Under this new measure, sales of residential and commercial real property within the boundaries of the city valued at over $5 million but less than $10 million will be subject to an additional 4% tax, while sales of properties valued at $10 million or more would be subject to an additional 5.5% tax.
The new tax would apply to the entirety of the sale value, not solely the amount more than the $5 million and $10 million thresholds—regardless of whether the property is sold at a gain or a loss. These thresholds will be adjusted each year based on inflation.

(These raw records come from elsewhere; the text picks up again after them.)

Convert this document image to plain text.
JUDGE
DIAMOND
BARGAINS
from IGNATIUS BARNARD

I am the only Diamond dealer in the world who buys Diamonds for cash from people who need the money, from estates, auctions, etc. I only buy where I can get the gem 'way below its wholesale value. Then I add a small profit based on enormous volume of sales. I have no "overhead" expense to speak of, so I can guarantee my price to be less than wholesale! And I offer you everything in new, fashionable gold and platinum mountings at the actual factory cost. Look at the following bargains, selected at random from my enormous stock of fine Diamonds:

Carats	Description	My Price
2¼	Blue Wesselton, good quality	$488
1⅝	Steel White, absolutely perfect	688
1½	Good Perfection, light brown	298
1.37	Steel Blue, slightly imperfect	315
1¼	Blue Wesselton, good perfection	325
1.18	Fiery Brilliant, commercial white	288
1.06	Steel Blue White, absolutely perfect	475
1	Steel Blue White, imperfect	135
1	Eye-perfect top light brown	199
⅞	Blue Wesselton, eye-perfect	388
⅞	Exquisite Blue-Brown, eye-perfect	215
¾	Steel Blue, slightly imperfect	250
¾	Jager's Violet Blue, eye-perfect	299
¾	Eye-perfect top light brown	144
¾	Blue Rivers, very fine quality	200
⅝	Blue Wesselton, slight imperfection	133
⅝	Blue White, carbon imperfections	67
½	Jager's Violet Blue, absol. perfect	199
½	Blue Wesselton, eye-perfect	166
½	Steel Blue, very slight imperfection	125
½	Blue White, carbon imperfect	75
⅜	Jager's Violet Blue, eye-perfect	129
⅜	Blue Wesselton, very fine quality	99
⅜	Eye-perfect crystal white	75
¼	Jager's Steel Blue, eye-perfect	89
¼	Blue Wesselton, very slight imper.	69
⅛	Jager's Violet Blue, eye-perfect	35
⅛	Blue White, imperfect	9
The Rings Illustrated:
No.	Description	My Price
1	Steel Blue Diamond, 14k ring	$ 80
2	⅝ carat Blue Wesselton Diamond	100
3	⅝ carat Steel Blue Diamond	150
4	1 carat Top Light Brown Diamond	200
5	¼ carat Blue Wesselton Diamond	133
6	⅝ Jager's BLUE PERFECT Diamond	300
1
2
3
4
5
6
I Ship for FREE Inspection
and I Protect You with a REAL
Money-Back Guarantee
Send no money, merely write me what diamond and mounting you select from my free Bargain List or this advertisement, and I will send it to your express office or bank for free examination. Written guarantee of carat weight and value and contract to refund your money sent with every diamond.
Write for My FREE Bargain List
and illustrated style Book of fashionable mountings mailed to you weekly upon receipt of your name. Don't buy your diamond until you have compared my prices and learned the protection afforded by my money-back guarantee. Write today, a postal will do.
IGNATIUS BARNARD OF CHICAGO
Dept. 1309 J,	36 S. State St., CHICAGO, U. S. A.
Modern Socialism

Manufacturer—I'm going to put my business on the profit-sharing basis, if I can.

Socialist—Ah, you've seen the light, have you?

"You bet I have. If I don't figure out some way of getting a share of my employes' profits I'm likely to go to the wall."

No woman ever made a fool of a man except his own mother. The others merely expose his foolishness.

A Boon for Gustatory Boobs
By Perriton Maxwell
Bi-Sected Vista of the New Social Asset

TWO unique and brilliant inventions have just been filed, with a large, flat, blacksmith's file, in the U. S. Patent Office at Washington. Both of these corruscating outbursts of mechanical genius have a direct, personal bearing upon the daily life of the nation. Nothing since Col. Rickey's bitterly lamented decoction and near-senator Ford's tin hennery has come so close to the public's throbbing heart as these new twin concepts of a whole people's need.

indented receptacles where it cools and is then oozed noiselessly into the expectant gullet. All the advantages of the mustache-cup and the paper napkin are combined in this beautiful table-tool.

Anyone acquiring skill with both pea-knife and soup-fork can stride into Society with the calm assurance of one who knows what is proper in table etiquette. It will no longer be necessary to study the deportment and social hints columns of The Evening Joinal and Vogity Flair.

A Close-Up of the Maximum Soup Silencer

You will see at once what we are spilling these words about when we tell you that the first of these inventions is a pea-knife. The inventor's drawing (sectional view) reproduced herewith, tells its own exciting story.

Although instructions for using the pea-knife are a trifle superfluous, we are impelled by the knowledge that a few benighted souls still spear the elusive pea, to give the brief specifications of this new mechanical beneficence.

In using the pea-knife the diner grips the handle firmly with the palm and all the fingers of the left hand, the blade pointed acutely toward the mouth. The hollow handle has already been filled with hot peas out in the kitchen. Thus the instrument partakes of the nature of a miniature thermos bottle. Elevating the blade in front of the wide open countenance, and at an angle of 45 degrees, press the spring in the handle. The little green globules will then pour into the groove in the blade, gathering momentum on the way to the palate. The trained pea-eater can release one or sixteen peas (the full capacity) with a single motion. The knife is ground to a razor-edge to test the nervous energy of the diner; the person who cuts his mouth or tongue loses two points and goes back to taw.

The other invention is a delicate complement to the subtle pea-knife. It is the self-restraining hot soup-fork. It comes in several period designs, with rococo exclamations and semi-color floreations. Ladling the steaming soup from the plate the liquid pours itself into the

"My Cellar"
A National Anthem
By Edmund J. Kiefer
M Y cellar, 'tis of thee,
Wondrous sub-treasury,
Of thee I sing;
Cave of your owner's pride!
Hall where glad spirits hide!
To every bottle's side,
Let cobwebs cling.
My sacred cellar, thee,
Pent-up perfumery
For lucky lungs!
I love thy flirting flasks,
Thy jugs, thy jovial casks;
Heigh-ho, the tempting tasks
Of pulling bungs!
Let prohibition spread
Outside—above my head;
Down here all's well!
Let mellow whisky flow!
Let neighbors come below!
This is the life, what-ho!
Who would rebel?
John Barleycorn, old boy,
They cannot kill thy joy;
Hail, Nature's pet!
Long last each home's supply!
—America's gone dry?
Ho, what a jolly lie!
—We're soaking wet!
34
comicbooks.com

This new tax will be in addition to the existing documentary transfer tax imposed on property sales in the city of Los Angeles, which is imposed at a combined city and county rate of 0.56%.
Certain qualified affordable housing organizations are exempt from this tax. Additionally, the new tax wouldn’t apply to certain housing, not-for-profit, and government entities.
It’s unclear if the same exceptions to the existing Los Angeles documentary transfer tax will apply to this new tax. The tax may likely apply to a transfer of interests in a legal entity and should be considered for transfers of interests in a legal entity holding real property.
The new tax will become law on January 1, 2023, but will not impact transactions until April 1, 2023. This new law doesn’t currently have a sunset date.
Of the two competing realty transfer tax measures on the November 2022 ballot, Measure GS, which sought to establish an additional tier of realty transfer tax, was passed by a majority of votes.
This third tier tax will fund homelessness prevention and affordable housing, along with a new school fund.
Santa Monica Municipal Code Chapter 6.96 sets the city’s real estate transfer tax. Currently, there are two tax rates. The First Tier Tax Rate—$3.00 per $1,000 of value transferred—applies to transfers under $5 million. The Second Tier Tax Rate—$6.00 per $1,000 of value transferred—applies to transfers of $5 million or more.
Under this new measure, the Santa Monica Municipal Code will be amended to establish a new Third Tier Tax Rate on transfers of property, both commercial and residential, of $8 million or more. The Third Tier Tax Rate will be $56.00 per $1,000 of value transferred.
The new tax will become law on January 1, 2023, but won’t impact transactions until March 1, 2023. This new law doesn’t currently have a sunset date.